One of the tasks involved in understanding causes is to check whether the observed results are consistent with a cause-effect relationship between the intervention and the observed impacts.
Some of the options for this task involve an analysis of existing data and some involve additional data collection. It is often appropriate to use several options in a single evaluation. Most impact evaluations should include some options that address this task.
Gathering additional data
- Key Informants Attribution: providing evidence that links participation plausibly with observed changes.
- Modus operandi: drawing on the previous experience of participants and stakeholders to determine what constellation or pattern of effects is typical for an initiative.
- Process tracing: focusing on the use of clues within a case (causal-process observations, CPOs) to adjudicate between alternative possible explanations.
- Check dose-response patterns: examining the link between dose and response as part of determining whether the program caused the outcome.
- Check intermediate outcomes: checking whether all cases that achieved the final impacts achieved the intermediate outcomes.
- Check results match a statistical model: comparing results with a statistical model to determine if the program caused the outcome.
- Check results match expert predictions: making predictions based on program theory or an emerging theory of wider contributors to outcomes and then following up these predictions over time.

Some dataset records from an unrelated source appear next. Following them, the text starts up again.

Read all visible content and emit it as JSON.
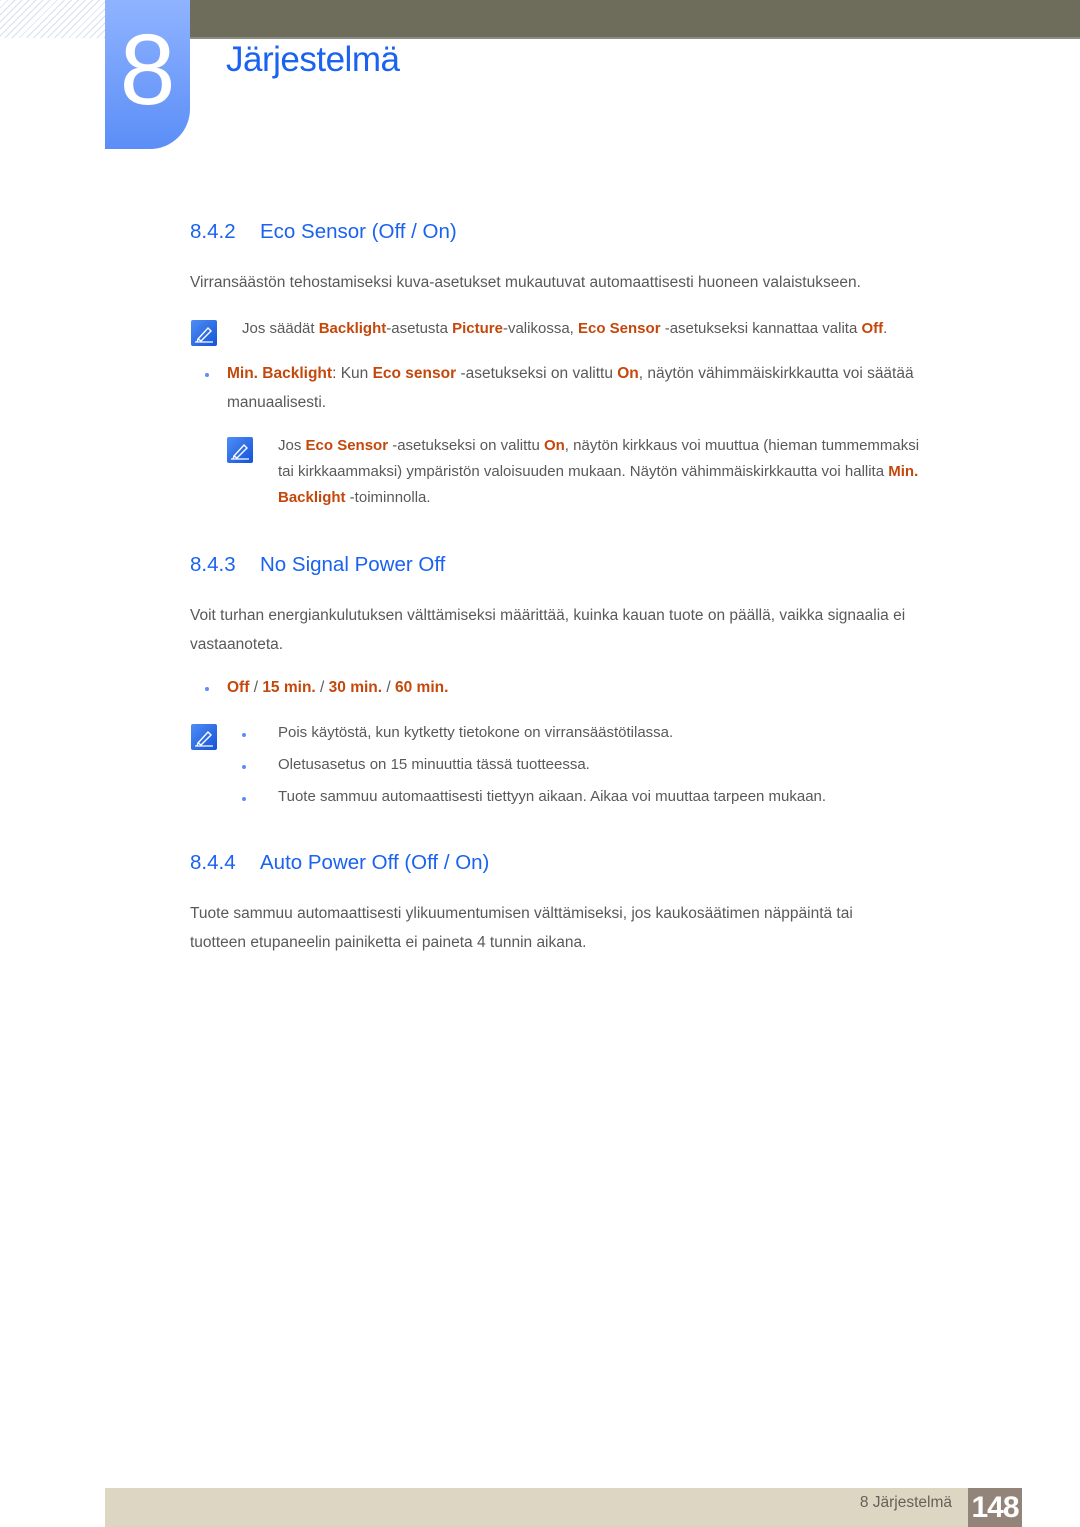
{
  "header": {
    "chapter_number": "8",
    "chapter_title": "Järjestelmä"
  },
  "colors": {
    "heading_blue": "#1a62f0",
    "highlight_orange": "#c4480c",
    "header_bar": "#6e6c5a",
    "footer_band": "#dcd6c2",
    "page_box": "#928479"
  },
  "sections": [
    {
      "number": "8.4.2",
      "title": "Eco Sensor (Off / On)",
      "intro": "Virransäästön tehostamiseksi kuva-asetukset mukautuvat automaattisesti huoneen valaistukseen.",
      "note": {
        "icon": "note-pencil-icon",
        "t1": "Jos säädät ",
        "h1": "Backlight",
        "t2": "-asetusta ",
        "h2": "Picture",
        "t3": "-valikossa, ",
        "h3": "Eco Sensor",
        "t4": " -asetukseksi kannattaa valita ",
        "h4": "Off",
        "t5": "."
      },
      "bullet": {
        "h1": "Min. Backlight",
        "t1": ": Kun ",
        "h2": "Eco sensor",
        "t2": " -asetukseksi on valittu ",
        "h3": "On",
        "t3": ", näytön vähimmäiskirkkautta voi säätää",
        "line2": "manuaalisesti."
      },
      "subnote": {
        "icon": "note-pencil-icon",
        "t1": "Jos ",
        "h1": "Eco Sensor",
        "t2": " -asetukseksi on valittu ",
        "h2": "On",
        "t3": ", näytön kirkkaus voi muuttua (hieman tummemmaksi",
        "line2_text": "tai kirkkaammaksi) ympäristön valoisuuden mukaan. Näytön vähimmäiskirkkautta voi hallita ",
        "line2_hl": "Min.",
        "line3_hl": "Backlight",
        "line3_text": " -toiminnolla."
      }
    },
    {
      "number": "8.4.3",
      "title": "No Signal Power Off",
      "intro_line1": "Voit turhan energiankulutuksen välttämiseksi määrittää, kuinka kauan tuote on päällä, vaikka signaalia ei",
      "intro_line2": "vastaanoteta.",
      "options": {
        "o1": "Off",
        "sep": " / ",
        "o2": "15 min.",
        "o3": "30 min.",
        "o4": "60 min."
      },
      "notes": [
        "Pois käytöstä, kun kytketty tietokone on virransäästötilassa.",
        "Oletusasetus on 15 minuuttia tässä tuotteessa.",
        "Tuote sammuu automaattisesti tiettyyn aikaan. Aikaa voi muuttaa tarpeen mukaan."
      ]
    },
    {
      "number": "8.4.4",
      "title": "Auto Power Off (Off / On)",
      "intro_line1": "Tuote sammuu automaattisesti ylikuumentumisen välttämiseksi, jos kaukosäätimen näppäintä tai",
      "intro_line2": "tuotteen etupaneelin painiketta ei paineta 4 tunnin aikana."
    }
  ],
  "footer": {
    "chapter_label": "8 Järjestelmä",
    "page_number": "148"
  }
}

- Check timing of outcomes: checking predicated timing of events with the dates of actual changes and outcomes.
- Comparative case studies: using a comparative case study to check variation in program implementation.
- Qualitative comparative analysis: comparing the configurations of different cases to identify the components that produce specific outcomes.
- Realist analysis of testable hypotheses: Using a realist program theory (what works for whom in what circumstances through what causal mechanisms?) to identify specific contexts where results would and would not be expected and checking these.
These approaches combine some of the above options together with ruling out possible alternative explanations.
- Contribution Analysis: assessing whether the program is based on a plausible theory of change, whether it was implemented as intended, whether the anticipated chain of results occurred and the extent to which other factors influenced the program’s achievements.
- Collaborative Outcomes Reporting: mapping existing data against the theory of change, and then using a combination of expert review and community consultation to check for the credibility of the evidence.
- Multiple Lines and Levels of Evidence (MLLE): reviewing a wide range of evidence from different sources to identify consistency with the theory of change and to explain any exceptions.
- Rapid Outcomes Assessment: assessing and mapping the contribution of a project’s actions on a particular change in policy or the policy environment.